IT organizations at large companies are complex entities where people are partitioned by function. There are SAN people, system administrators, Database administrators, and Developers. While it is good to specialize by function there seems to be a mis-match when each organization optimizes their internal operations. Let me walk you though the a common situation where the SAN administrators and system administrators each try to optimize performance without consideration to overall picture.
- DBA requests storage for new application. They are expecting filesystem(s) or RAW luns will be presented for ASM use.
- System's administrators request luns from the Storage administrators to fulfill the request.
- Storage administrators supply the luns.
Their job is to make sure the performance of the supplied luns map cleanly to the Database environment. For years System Administrators have been using SW volume management/Raid to improve performance. So, naturally, they request a large number of luns (say 128) from the Storage administrators so they can stripe. Past experimentation has shown that a 32k stripe width was best.
The Storage people take care of large Hitachi or EMC boxes. Their job is to supply luns to applications and make sure their "san-box" performs well. They gladly supply the luns to the Systems administrators, but to ensure performance of the SAN box, they must prevent the fiber from "resets". The maximum number of requests on a fiber is 256 requests. So, no problem, they have the system administrators adjust the "sd_max_throttle" parameter so the OS will queue events and not cause resets. The rule of thumb is to set it to:
sd_max_throttle = 256/#luns = 256/128 = 2
Putting it all together
So, now the system administrator takes these 128 luns and creates four file systems by striping 32 luns together each with a 32k stripe width using SVM. Since this is a SAN, there are multiple connections from the host to the SAN in this case there are 4 connections. MPxIO is used to round-robin IO requests to the 4 connections to the SAN to balance load and allow for fail-over in case of an HBA failure.
This environment is turned over to the DBA who finds the performance is less than stellar.
The DBA is running 10 jobs that result in queries which full scan 10 tables. These queries request 1MB per IO. Now a stripe width of 32k breaks down the 1MB IO into 32 equal pieces... and since there are 10 concurrent jobs that equates to 32\*10 or 320 concurrent request for IO. Finally, these 320 request, are routed down one of the four channels so that would be 320/4 or 80 requests per channel. Are you beginning to see the problem?

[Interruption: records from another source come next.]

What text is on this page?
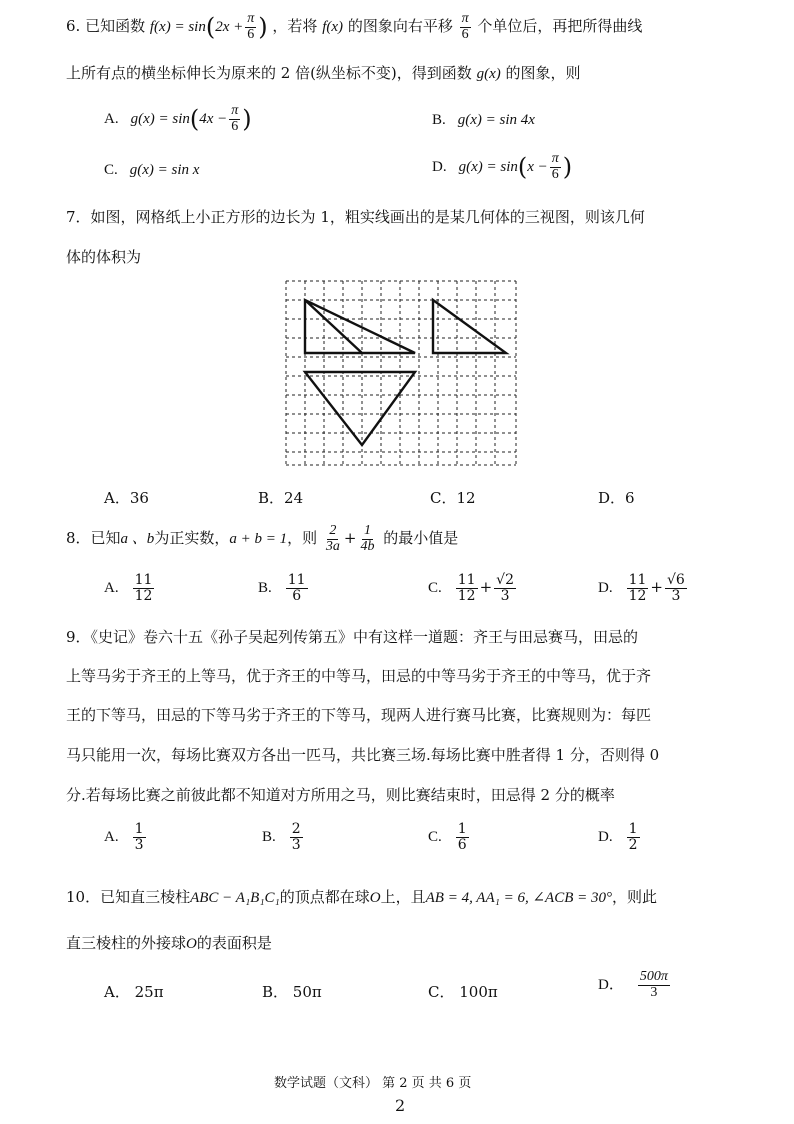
6. 已知函数 $f(x) = \sin(2x + \frac{\pi}{6}$ ) ，若将 f(x) 的图象向右平移 $\frac{\pi}{6}$ 个单位后，再把所得曲线
上所有点的横坐标伸长为原来的 2 倍(纵坐标不变)，得到函数 g(x) 的图象，则
A. $g(x) = \sin(4x - \frac{\pi}{6}$ )	B. g(x) = sin 4x
C. g(x) = sin x	D. $g(x) = \sin(x - \frac{\pi}{6}$ )
7．如图，网格纸上小正方形的边长为 1，粗实线画出的是某几何体的三视图，则该几何
体的体积为
A．36	B．24	C．12	D．6
8．已知a 、b为正实数，a + b = 1，则 $\frac{2}{3a} + \frac{1}{4b}$ 的最小值是
A. $\frac{11}{12}$	B. $\frac{11}{6}$	C. $\frac{11}{12} + \frac{√2}{3}$	D. $\frac{11}{12} + \frac{√6}{3}$
9．《史记》卷六十五《孙子吴起列传第五》中有这样一道题：齐王与田忌赛马，田忌的
上等马劣于齐王的上等马，优于齐王的中等马，田忌的中等马劣于齐王的中等马，优于齐
王的下等马，田忌的下等马劣于齐王的下等马，现两人进行赛马比赛，比赛规则为：每匹
马只能用一次，每场比赛双方各出一匹马，共比赛三场.每场比赛中胜者得 1 分，否则得 0
分.若每场比赛之前彼此都不知道对方所用之马，则比赛结束时，田忌得 2 分的概率
A. $\frac{1}{3}$	B. $\frac{2}{3}$	C. $\frac{1}{6}$	D. $\frac{1}{2}$
10．已知直三棱柱ABC − A₁B₁C₁的顶点都在球O上，且AB = 4, AA₁ = 6, ∠ACB = 30°，则此
直三棱柱的外接球O的表面积是
A． 25π	B． 50π	C． 100π	D． $\frac{500\pi}{3}$
数学试题（文科） 第 2 页 共 6 页
2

Given the "sd_max_throttle" setting of 2, the OS will allow 2 outstanding requests at a time. If you look at the array, the performance will look great... so it must be an OS problem
This issue was solved in multiple phases.
- Quick Fix: Simply increase the "sd_max_throttle" >= 80. This will prevent queuing at the driver level.
- Increased stripe width. Use an SVM stripe width of 1MB or greater. This will reduce the number of IO being broken down by the SW volume manager.
- Optimal Solution. Eliminate SW striping all together and build larger luns within the SAN box.
Storage issues often involve multiple layers of HW, SW, people, and organizations. To architect a well thought out solution, all aspects must be taken into consideration. Get everyone talking and sharing information so that your organizational stove-pipes don't cripple application performance.